Saturday, June 5, 2010

Tech Ed in America Started in 1778... at Valley Forge

Tech Ed is a big part of many successful and inspirational teachers' classrooms. But who in American history was more successful and inspirational than George Washington? While he was not necessarily knowledgable in the technology of war, he knew how to find the diverse groups of experts he needed to educate his men. This post is about two of those Revolutionary technology expert educators.


Revolutionary Tech Expert #1: Daniel Morgan
Morgan knew how to party, but he also knew how to handle a new kind of weapon in a new style of warfare. At General Washington's request, Morgan commanded a unit of 500 elite sharpshooters. Their weapon was a long-barrelled hunting-style rifle. The innovation in the design were grooves inside the barrel that spun the shot as it exited. This American technology made Morgan's marksmen accurate at distances that doubles to range of the British musket. He took already talented frontier hunters, and made them into lethal sharpshooters that the seemingly unbeatable British Army could not find, nevermind fight.

In addition to the technology Morgan's men held in their hands, they had tactics that the British had never seen. They hid in forest brush, climbed trees, and picked off British officers and soldiers as they attemped to march through western New England and New York. His best shot, an Irishman, kiled a key British officer while seated in a tree 200 yards away. This type of warfare, hidden rather than on open fields, was considered cowardly by the British... but it was innovative and lethal: part of the reason a rag-tag wannabe nation had the opportunity to become a proud strong world-power. Morgan was an expert in the tools and the tactics, the technology of the 18th Century, and he educated his men to victory.

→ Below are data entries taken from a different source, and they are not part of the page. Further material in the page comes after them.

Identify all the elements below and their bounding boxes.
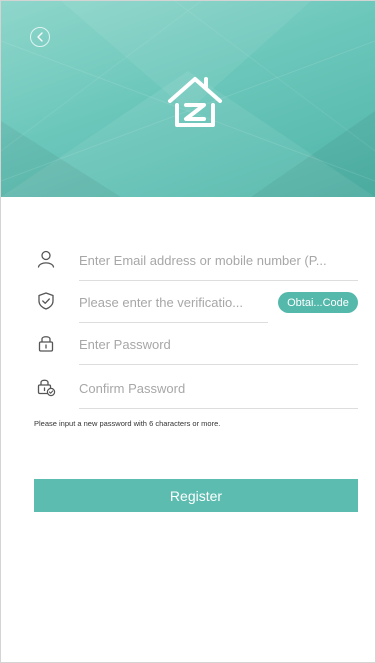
shield-check-icon (38, 292, 54, 310)
lock-check-icon (37, 379, 56, 397)
lock-icon (38, 336, 54, 352)
password-underline (79, 364, 358, 365)
header-banner (1, 1, 375, 197)
confirm-password-input[interactable] (79, 376, 358, 400)
back-button[interactable] (30, 27, 50, 47)
password-hint: Please input a new password with 6 chara… (34, 419, 221, 428)
password-input[interactable] (79, 332, 358, 356)
chevron-left-icon (37, 32, 43, 42)
verification-code-row: Obtai...Code (34, 281, 358, 323)
email-input[interactable] (79, 248, 358, 272)
confirm-password-row (34, 367, 358, 409)
email-row (34, 239, 358, 281)
register-screen: Obtai...Code Please input a new password… (0, 0, 376, 663)
obtain-code-button[interactable]: Obtai...Code (278, 292, 358, 313)
register-button[interactable]: Register (34, 479, 358, 512)
verification-code-input[interactable] (79, 290, 266, 314)
password-row (34, 323, 358, 365)
confirm-password-underline (79, 408, 358, 409)
user-icon (37, 250, 55, 268)
home-z-logo-icon (168, 77, 222, 127)
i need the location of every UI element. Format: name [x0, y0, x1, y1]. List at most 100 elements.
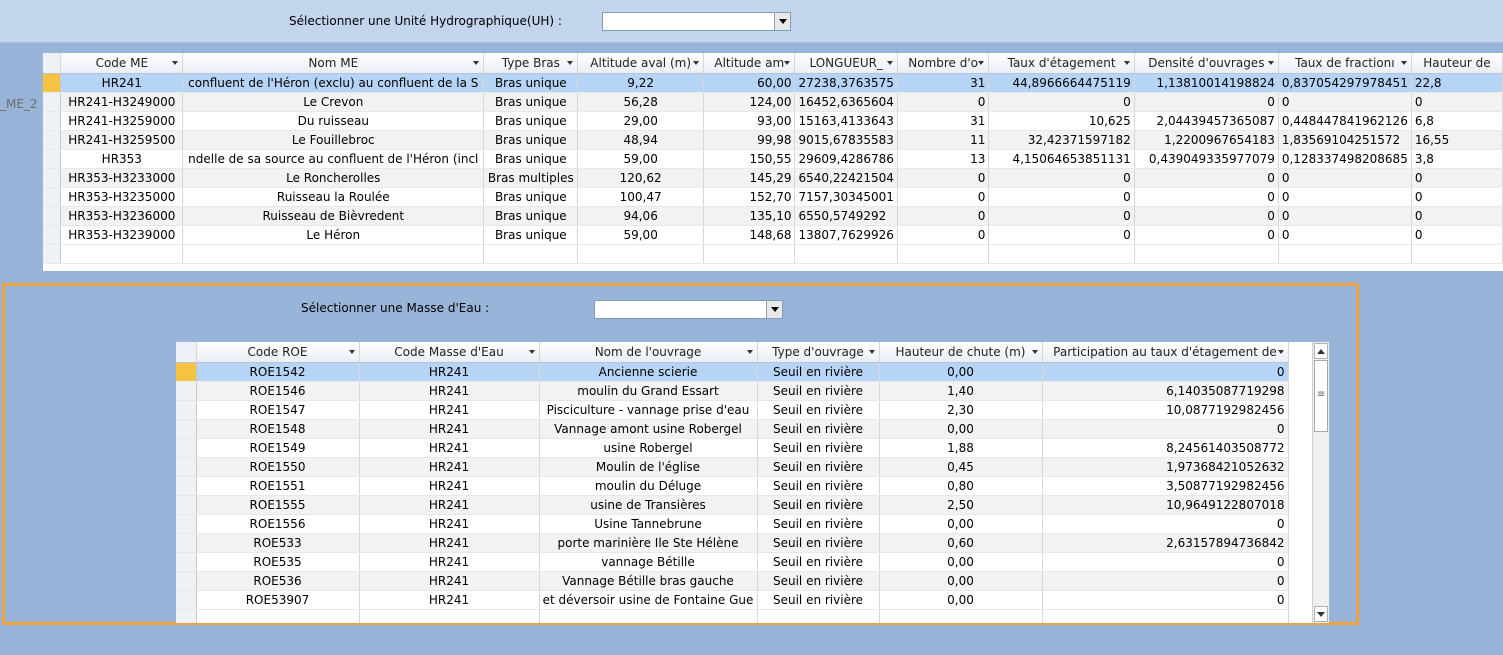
chevron-down-icon[interactable] [774, 13, 790, 30]
select-all-corner[interactable] [176, 342, 197, 363]
table-cell[interactable]: 152,70 [703, 187, 796, 207]
sort-arrow-icon[interactable] [1400, 61, 1407, 65]
table-cell[interactable]: 3,8 [1411, 149, 1503, 169]
table-cell[interactable]: 1,83569104251572 [1278, 130, 1412, 150]
table-cell[interactable] [1134, 244, 1279, 264]
table-row[interactable]: ROE535 HR241 vannage Bétille Seuil en riviè… [176, 552, 1289, 572]
table-cell[interactable]: usine de Transières [539, 495, 758, 515]
table-cell[interactable]: 2,04439457365087 [1134, 111, 1279, 131]
table-row[interactable]: ROE533 HR241 porte marinière Ile Ste Hélèn… [176, 533, 1289, 553]
table-row[interactable]: HR353-H3239000 Le Héron Bras unique 59,00 14… [43, 225, 1503, 245]
table-cell[interactable]: 10,9649122807018 [1042, 495, 1289, 515]
table-cell[interactable]: 0 [1134, 168, 1279, 188]
table-cell[interactable]: ROE533 [196, 533, 360, 553]
table-cell[interactable]: 16,55 [1411, 130, 1503, 150]
sort-arrow-icon[interactable] [746, 350, 753, 354]
table-cell[interactable]: ndelle de sa source au confluent de l'Hé… [182, 149, 485, 169]
table-cell[interactable]: 0,00 [879, 419, 1043, 439]
sort-arrow-icon[interactable] [978, 61, 985, 65]
table-cell[interactable]: 7157,30345001 [794, 187, 898, 207]
table-cell[interactable]: 93,00 [703, 111, 796, 131]
table-cell[interactable]: ROE1555 [196, 495, 360, 515]
record-selector[interactable] [43, 168, 62, 188]
table-cell[interactable]: ROE536 [196, 571, 360, 591]
table-cell[interactable]: HR241 [359, 552, 540, 572]
table-cell[interactable]: Bras unique [483, 130, 579, 150]
table-cell[interactable] [988, 244, 1135, 264]
column-header-participation[interactable]: Participation au taux d'étagement de [1042, 342, 1289, 363]
table-row[interactable]: ROE1542 HR241 Ancienne scierie Seuil en riv… [176, 362, 1289, 382]
table-cell[interactable]: 0,00 [879, 514, 1043, 534]
record-selector[interactable] [176, 400, 197, 420]
table-cell[interactable]: HR353 [60, 149, 184, 169]
table-cell[interactable] [483, 244, 579, 264]
table-cell[interactable]: Pisciculture - vannage prise d'eau [539, 400, 758, 420]
table-cell[interactable]: 0 [988, 206, 1135, 226]
table-cell[interactable]: vannage Bétille [539, 552, 758, 572]
table-cell[interactable]: 0 [1134, 187, 1279, 207]
chevron-down-icon[interactable] [766, 301, 782, 318]
table-cell[interactable]: 0 [988, 168, 1135, 188]
column-header-longueur[interactable]: LONGUEUR_ [794, 53, 898, 74]
table-cell[interactable]: 10,0877192982456 [1042, 400, 1289, 420]
table-cell[interactable] [1042, 609, 1289, 623]
table-row[interactable]: ROE53907 HR241 et déversoir usine de Fonta… [176, 590, 1289, 610]
table-cell[interactable]: ROE1556 [196, 514, 360, 534]
table-cell[interactable]: 0 [1411, 168, 1503, 188]
table-cell[interactable]: usine Robergel [539, 438, 758, 458]
table-row[interactable]: ROE1546 HR241 moulin du Grand Essart Seuil … [176, 381, 1289, 401]
record-selector[interactable] [176, 590, 197, 610]
table-cell[interactable]: 145,29 [703, 168, 796, 188]
table-cell[interactable]: 13807,7629926 [794, 225, 898, 245]
table-cell[interactable]: Vannage Bétille bras gauche [539, 571, 758, 591]
table-cell[interactable]: HR353-H3236000 [60, 206, 184, 226]
table-cell[interactable]: Seuil en rivière [757, 552, 880, 572]
column-header-altitude-amont[interactable]: Altitude am [703, 53, 796, 74]
table-cell[interactable]: ROE1546 [196, 381, 360, 401]
table-cell[interactable]: 11 [897, 130, 990, 150]
table-cell[interactable]: Seuil en rivière [757, 533, 880, 553]
table-cell[interactable]: 1,13810014198824 [1134, 73, 1279, 93]
table-cell[interactable]: 0 [897, 225, 990, 245]
table-cell[interactable]: HR241 [359, 476, 540, 496]
table-row[interactable]: ROE1555 HR241 usine de Transières Seuil en … [176, 495, 1289, 515]
column-header-taux-fractionnement[interactable]: Taux de fractionı [1278, 53, 1412, 74]
table-cell[interactable]: Ancienne scierie [539, 362, 758, 382]
column-header-code-masse-eau[interactable]: Code Masse d'Eau [359, 342, 540, 363]
record-selector[interactable] [176, 362, 197, 382]
table-cell[interactable]: 0 [1278, 225, 1412, 245]
record-selector[interactable] [176, 571, 197, 591]
table-cell[interactable]: 60,00 [703, 73, 796, 93]
table-cell[interactable]: 0,837054297978451 [1278, 73, 1412, 93]
table-cell[interactable]: 48,94 [577, 130, 705, 150]
table-cell[interactable]: HR353-H3235000 [60, 187, 184, 207]
table-cell[interactable]: ROE53907 [196, 590, 360, 610]
table-cell[interactable]: 0 [1134, 92, 1279, 112]
record-selector[interactable] [43, 244, 62, 264]
table-cell[interactable]: Bras unique [483, 73, 579, 93]
table-cell[interactable]: 0,00 [879, 571, 1043, 591]
table-cell[interactable]: 0 [1278, 187, 1412, 207]
uh-combobox[interactable] [602, 12, 791, 31]
sort-arrow-icon[interactable] [348, 350, 355, 354]
table-cell[interactable]: Bras unique [483, 206, 579, 226]
table-cell[interactable]: moulin du Déluge [539, 476, 758, 496]
table-cell[interactable]: HR241 [359, 438, 540, 458]
record-selector[interactable] [176, 476, 197, 496]
table-cell[interactable]: 9015,67835583 [794, 130, 898, 150]
table-cell[interactable]: HR241-H3259500 [60, 130, 184, 150]
table-cell[interactable]: Seuil en rivière [757, 400, 880, 420]
record-selector[interactable] [176, 381, 197, 401]
table-cell[interactable] [794, 244, 898, 264]
table-row[interactable]: HR353-H3233000 Le Roncherolles Bras multip… [43, 168, 1503, 188]
table-cell[interactable]: 56,28 [577, 92, 705, 112]
sort-arrow-icon[interactable] [528, 350, 535, 354]
column-header-type-ouvrage[interactable]: Type d'ouvrage [757, 342, 880, 363]
table-cell[interactable]: 4,15064653851131 [988, 149, 1135, 169]
table-cell[interactable]: 32,42371597182 [988, 130, 1135, 150]
table-cell[interactable]: ROE1549 [196, 438, 360, 458]
table-cell[interactable]: HR241 [60, 73, 184, 93]
table-row[interactable]: HR353-H3235000 Ruisseau la Roulée Bras uni… [43, 187, 1503, 207]
table-cell[interactable]: 0,60 [879, 533, 1043, 553]
table-cell[interactable]: 0 [1278, 92, 1412, 112]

Revolutionary Tech Expert #2: Baron Friedrich von Steuben

After a crushing defeat in New York that left the powerful British Navy and Army to burn and occupy America's center of commerce, Washington's inexperienced undersupplied Continental Army felt hopeless. In early 1778 they wintered at Valley Forge in Pennsylvania while the British Army enjoyed the luxury of the city. Plagued with an overabundance of disease and a severe shortage of food and shoes, they needed a new plan. At General Washington's request, Baron von Steuben arrived from Prussia with that plan and the technology that came with it.

Von Steuben understood that sleeping quarters, latrines, and kitchens must be separated from one another to prevent the spread of diseases like dysentery. Technical knowledge that the Americans needed to keep their numbers strong. They grew healthier and Von Steuben prepared to educate them with more essentials.

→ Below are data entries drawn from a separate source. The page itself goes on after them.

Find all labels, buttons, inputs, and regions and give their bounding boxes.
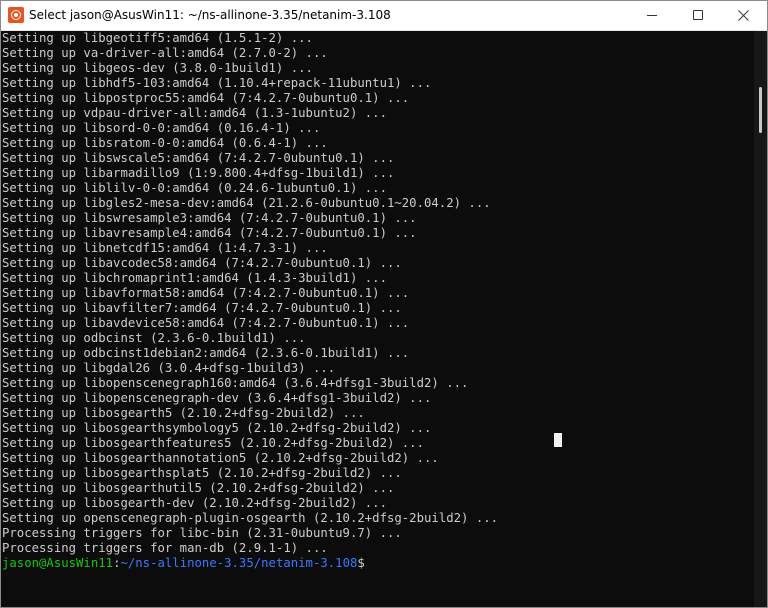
terminal-line: Setting up libosgearthsymbology5 (2.10.2… (2, 421, 432, 435)
terminal-line: Setting up odbcinst1debian2:amd64 (2.3.6… (2, 346, 410, 360)
terminal-line: Setting up libchromaprint1:amd64 (1.4.3-… (2, 271, 387, 285)
terminal-line: Setting up libhdf5-103:amd64 (1.10.4+rep… (2, 76, 432, 90)
prompt-line: jason@AsusWin11:~/ns-allinone-3.35/netan… (2, 556, 754, 571)
terminal-line: Setting up libavfilter7:amd64 (7:4.2.7-0… (2, 301, 402, 315)
terminal-window: Select jason@AsusWin11: ~/ns-allinone-3.… (0, 0, 768, 608)
terminal-line: Processing triggers for libc-bin (2.31-0… (2, 526, 402, 540)
terminal-line: Setting up libopenscenegraph160:amd64 (3… (2, 376, 469, 390)
terminal-line: Setting up libsord-0-0:amd64 (0.16.4-1) … (2, 121, 321, 135)
terminal-line: Setting up libavdevice58:amd64 (7:4.2.7-… (2, 316, 410, 330)
terminal-line: Setting up libavformat58:amd64 (7:4.2.7-… (2, 286, 410, 300)
terminal-line: Setting up libosgearthannotation5 (2.10.… (2, 451, 439, 465)
prompt-path: ~/ns-allinone-3.35/netanim-3.108 (120, 556, 358, 570)
ubuntu-icon[interactable] (8, 7, 24, 23)
close-button[interactable] (721, 1, 767, 30)
maximize-button[interactable] (675, 1, 721, 30)
terminal-line: Setting up libosgearth5 (2.10.2+dfsg-2bu… (2, 406, 365, 420)
vertical-scrollbar[interactable] (754, 31, 767, 607)
text-cursor (554, 433, 562, 447)
terminal-line: Setting up libosgearthsplat5 (2.10.2+dfs… (2, 466, 402, 480)
title-bar[interactable]: Select jason@AsusWin11: ~/ns-allinone-3.… (1, 1, 767, 31)
terminal-line: Setting up libosgearthfeatures5 (2.10.2+… (2, 436, 424, 450)
window-title: Select jason@AsusWin11: ~/ns-allinone-3.… (29, 8, 391, 22)
terminal-line: Setting up libgeos-dev (3.8.0-1build1) .… (2, 61, 313, 75)
terminal-line: Setting up libavcodec58:amd64 (7:4.2.7-0… (2, 256, 402, 270)
terminal-line: Setting up libosgearth-dev (2.10.2+dfsg-… (2, 496, 387, 510)
minimize-button[interactable] (629, 1, 675, 30)
terminal-line: Setting up libswresample3:amd64 (7:4.2.7… (2, 211, 417, 225)
terminal-line: Setting up vdpau-driver-all:amd64 (1.3-1… (2, 106, 387, 120)
terminal-line: Processing triggers for man-db (2.9.1-1)… (2, 541, 328, 555)
terminal-line: Setting up libsratom-0-0:amd64 (0.6.4-1)… (2, 136, 328, 150)
close-icon (738, 10, 749, 21)
prompt-user: jason@AsusWin11 (2, 556, 114, 570)
terminal-line: Setting up libgeotiff5:amd64 (1.5.1-2) .… (2, 31, 313, 45)
terminal-line: Setting up libopenscenegraph-dev (3.6.4+… (2, 391, 432, 405)
terminal-line: Setting up libavresample4:amd64 (7:4.2.7… (2, 226, 417, 240)
terminal-line: Setting up libgles2-mesa-dev:amd64 (21.2… (2, 196, 491, 210)
scrollbar-thumb[interactable] (759, 87, 762, 133)
minimize-icon (647, 15, 657, 16)
terminal-line: Setting up openscenegraph-plugin-osgeart… (2, 511, 499, 525)
terminal-line: Setting up libgdal26 (3.0.4+dfsg-1build3… (2, 361, 336, 375)
terminal-line: Setting up va-driver-all:amd64 (2.7.0-2)… (2, 46, 328, 60)
terminal-line: Setting up libswscale5:amd64 (7:4.2.7-0u… (2, 151, 395, 165)
terminal-line: Setting up liblilv-0-0:amd64 (0.24.6-1ub… (2, 181, 387, 195)
terminal-line: Setting up libpostproc55:amd64 (7:4.2.7-… (2, 91, 410, 105)
prompt-symbol: $ (357, 556, 365, 570)
terminal-line: Setting up libarmadillo9 (1:9.800.4+dfsg… (2, 166, 395, 180)
terminal-output[interactable]: Setting up libgeotiff5:amd64 (1.5.1-2) .… (1, 31, 754, 607)
terminal-line: Setting up libnetcdf15:amd64 (1:4.7.3-1)… (2, 241, 328, 255)
terminal-line: Setting up odbcinst (2.3.6-0.1build1) ..… (2, 331, 306, 345)
terminal-line: Setting up libosgearthutil5 (2.10.2+dfsg… (2, 481, 395, 495)
maximize-icon (693, 10, 703, 20)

Next Von Steuben trained a model company of 100 men. They learned a new faster way to reload their muskets during battle. He utilized 8 counts and 15 motions, a much faster process than the British. He also taught them to make and use bayonets in hand to hand combat. This new piece of technology and the ability to use it would help Americans successfully carry out the siege of Yorktown, Virginia: final and deciding battle of the war. Von Steuben then challenged his model company to each train 100 more men. In today's terms, his lessons in technology went viral!

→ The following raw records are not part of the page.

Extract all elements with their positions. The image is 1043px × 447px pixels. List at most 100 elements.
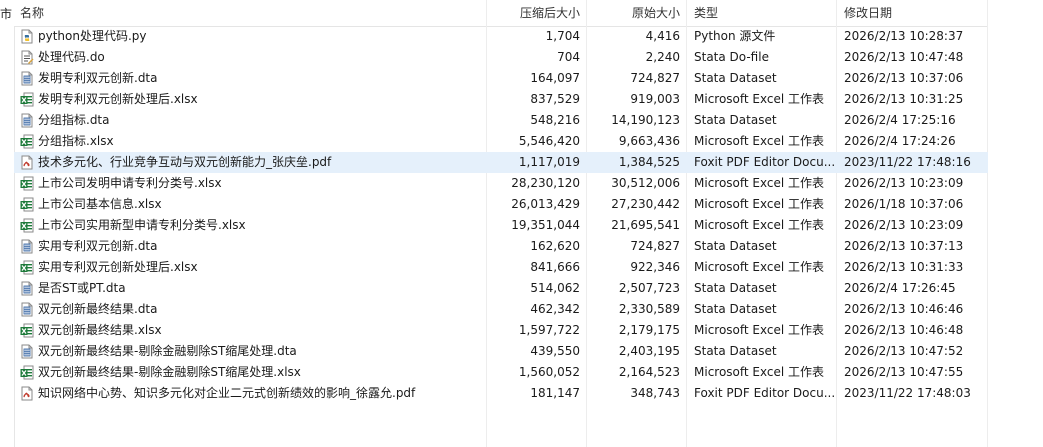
compressed-size: 19,351,044 [511, 218, 580, 232]
file-row[interactable]: 上市公司基本信息.xlsx 26,013,429 27,230,442 Microso… [14, 194, 988, 215]
file-name: 知识网络中心势、知识多元化对企业二元式创新绩效的影响_徐露允.pdf [38, 386, 416, 400]
file-type: Foxit PDF Editor Docu... [694, 386, 836, 400]
file-name: 实用专利双元创新.dta [38, 239, 158, 253]
file-name-cell[interactable]: 上市公司实用新型申请专利分类号.xlsx [20, 215, 480, 236]
excel-file-icon [20, 323, 34, 338]
excel-file-icon [20, 176, 34, 191]
file-name-cell[interactable]: 技术多元化、行业竞争互动与双元创新能力_张庆垒.pdf [20, 152, 480, 173]
file-row[interactable]: 实用专利双元创新.dta 162,620 724,827 Stata Dataset 2… [14, 236, 988, 257]
original-size: 30,512,006 [611, 176, 680, 190]
file-name-cell[interactable]: 发明专利双元创新处理后.xlsx [20, 89, 480, 110]
pdf-file-icon [20, 386, 34, 401]
file-name-cell[interactable]: 实用专利双元创新.dta [20, 236, 480, 257]
compressed-size: 837,529 [530, 92, 580, 106]
file-name: 技术多元化、行业竞争互动与双元创新能力_张庆垒.pdf [38, 155, 332, 169]
file-name-cell[interactable]: 发明专利双元创新.dta [20, 68, 480, 89]
file-name-cell[interactable]: 实用专利双元创新处理后.xlsx [20, 257, 480, 278]
file-row[interactable]: 是否ST或PT.dta 514,062 2,507,723 Stata Dataset… [14, 278, 988, 299]
file-name-cell[interactable]: python处理代码.py [20, 26, 480, 47]
file-rows: python处理代码.py 1,704 4,416 Python 源文件 2026/2/… [14, 26, 988, 404]
modified-date: 2026/2/13 10:47:52 [844, 344, 964, 358]
file-row[interactable]: 处理代码.do 704 2,240 Stata Do-file 2026/2/13 10… [14, 47, 988, 68]
file-row[interactable]: 双元创新最终结果.xlsx 1,597,722 2,179,175 Microsoft… [14, 320, 988, 341]
column-header-modified-date[interactable]: 修改日期 [838, 0, 988, 26]
file-name: 上市公司发明申请专利分类号.xlsx [38, 176, 222, 190]
compressed-size: 1,597,722 [518, 323, 580, 337]
modified-date: 2026/2/13 10:28:37 [844, 29, 964, 43]
dta-file-icon [20, 281, 34, 296]
file-row[interactable]: 双元创新最终结果-剔除金融剔除ST缩尾处理.dta 439,550 2,403,19… [14, 341, 988, 362]
dta-file-icon [20, 71, 34, 86]
dta-file-icon [20, 302, 34, 317]
excel-file-icon [20, 260, 34, 275]
file-row[interactable]: 双元创新最终结果.dta 462,342 2,330,589 Stata Datase… [14, 299, 988, 320]
modified-date: 2026/2/13 10:37:13 [844, 239, 964, 253]
file-row[interactable]: 实用专利双元创新处理后.xlsx 841,666 922,346 Microsoft … [14, 257, 988, 278]
file-name-cell[interactable]: 双元创新最终结果-剔除金融剔除ST缩尾处理.dta [20, 341, 480, 362]
file-name-cell[interactable]: 双元创新最终结果.xlsx [20, 320, 480, 341]
file-row[interactable]: 上市公司实用新型申请专利分类号.xlsx 19,351,044 21,695,541… [14, 215, 988, 236]
modified-date: 2023/11/22 17:48:03 [844, 386, 971, 400]
file-name: 双元创新最终结果.dta [38, 302, 158, 316]
file-list[interactable]: 名称 ^ 压缩后大小 原始大小 类型 修改日期 python处理代码.py 1,7… [14, 0, 1043, 447]
column-header-compressed-size[interactable]: 压缩后大小 [486, 0, 586, 26]
original-size: 724,827 [630, 239, 680, 253]
file-name-cell[interactable]: 双元创新最终结果-剔除金融剔除ST缩尾处理.xlsx [20, 362, 480, 383]
dta-file-icon [20, 239, 34, 254]
sort-ascending-icon: ^ [246, 0, 255, 7]
file-row[interactable]: 上市公司发明申请专利分类号.xlsx 28,230,120 30,512,006 Mi… [14, 173, 988, 194]
file-name-cell[interactable]: 分组指标.xlsx [20, 131, 480, 152]
modified-date: 2026/1/18 10:37:06 [844, 197, 964, 211]
column-header-type[interactable]: 类型 [688, 0, 838, 26]
pdf-file-icon [20, 155, 34, 170]
file-row[interactable]: 双元创新最终结果-剔除金融剔除ST缩尾处理.xlsx 1,560,052 2,164… [14, 362, 988, 383]
original-size: 2,330,589 [618, 302, 680, 316]
file-type: Microsoft Excel 工作表 [694, 176, 825, 190]
original-size: 21,695,541 [611, 218, 680, 232]
file-name: 分组指标.xlsx [38, 134, 114, 148]
file-name-cell[interactable]: 上市公司基本信息.xlsx [20, 194, 480, 215]
file-row[interactable]: 知识网络中心势、知识多元化对企业二元式创新绩效的影响_徐露允.pdf 181,14… [14, 383, 988, 404]
file-type: Stata Dataset [694, 113, 777, 127]
file-name-cell[interactable]: 是否ST或PT.dta [20, 278, 480, 299]
file-row[interactable]: 分组指标.dta 548,216 14,190,123 Stata Dataset 20… [14, 110, 988, 131]
modified-date: 2026/2/13 10:31:33 [844, 260, 964, 274]
file-name-cell[interactable]: 上市公司发明申请专利分类号.xlsx [20, 173, 480, 194]
compressed-size: 548,216 [530, 113, 580, 127]
excel-file-icon [20, 365, 34, 380]
compressed-size: 162,620 [530, 239, 580, 253]
column-header-original-size[interactable]: 原始大小 [586, 0, 686, 26]
file-row[interactable]: python处理代码.py 1,704 4,416 Python 源文件 2026/2/… [14, 26, 988, 47]
original-size: 4,416 [645, 29, 680, 43]
modified-date: 2026/2/13 10:37:06 [844, 71, 964, 85]
file-name-cell[interactable]: 分组指标.dta [20, 110, 480, 131]
modified-date: 2026/2/4 17:24:26 [844, 134, 956, 148]
file-type: Microsoft Excel 工作表 [694, 92, 825, 106]
file-name-cell[interactable]: 双元创新最终结果.dta [20, 299, 480, 320]
excel-file-icon [20, 92, 34, 107]
file-name: 双元创新最终结果-剔除金融剔除ST缩尾处理.dta [38, 344, 297, 358]
file-type: Stata Dataset [694, 344, 777, 358]
file-type: Foxit PDF Editor Docu... [694, 155, 836, 169]
excel-file-icon [20, 134, 34, 149]
modified-date: 2023/11/22 17:48:16 [844, 155, 971, 169]
compressed-size: 28,230,120 [511, 176, 580, 190]
file-name-cell[interactable]: 处理代码.do [20, 47, 480, 68]
compressed-size: 1,704 [545, 29, 580, 43]
dta-file-icon [20, 113, 34, 128]
file-type: Stata Dataset [694, 71, 777, 85]
file-row[interactable]: 技术多元化、行业竞争互动与双元创新能力_张庆垒.pdf 1,117,019 1,38… [14, 152, 988, 173]
file-type: Microsoft Excel 工作表 [694, 218, 825, 232]
file-type: Stata Do-file [694, 50, 769, 64]
original-size: 2,164,523 [618, 365, 680, 379]
file-row[interactable]: 发明专利双元创新.dta 164,097 724,827 Stata Dataset 2… [14, 68, 988, 89]
original-size: 2,403,195 [618, 344, 680, 358]
file-name: 实用专利双元创新处理后.xlsx [38, 260, 198, 274]
file-name: 发明专利双元创新.dta [38, 71, 158, 85]
compressed-size: 704 [557, 50, 580, 64]
file-name-cell[interactable]: 知识网络中心势、知识多元化对企业二元式创新绩效的影响_徐露允.pdf [20, 383, 480, 404]
file-row[interactable]: 分组指标.xlsx 5,546,420 9,663,436 Microsoft Exc… [14, 131, 988, 152]
do-file-icon [20, 50, 34, 65]
file-row[interactable]: 发明专利双元创新处理后.xlsx 837,529 919,003 Microsoft … [14, 89, 988, 110]
excel-file-icon [20, 218, 34, 233]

The Legacy of Technology in America
We have a diverse groups of technology experts and educators to thank for the foundation of American innovation. We cannot forget that we must draw knowledge from all people, just as Morgan relied on an Irishman and Washington relied on a Prussian. While we might consider our society on the edge of a great turning point in technology, I think the real turning point occured hundreds of years ago in the trees of western New England and the mud of Valley Forge.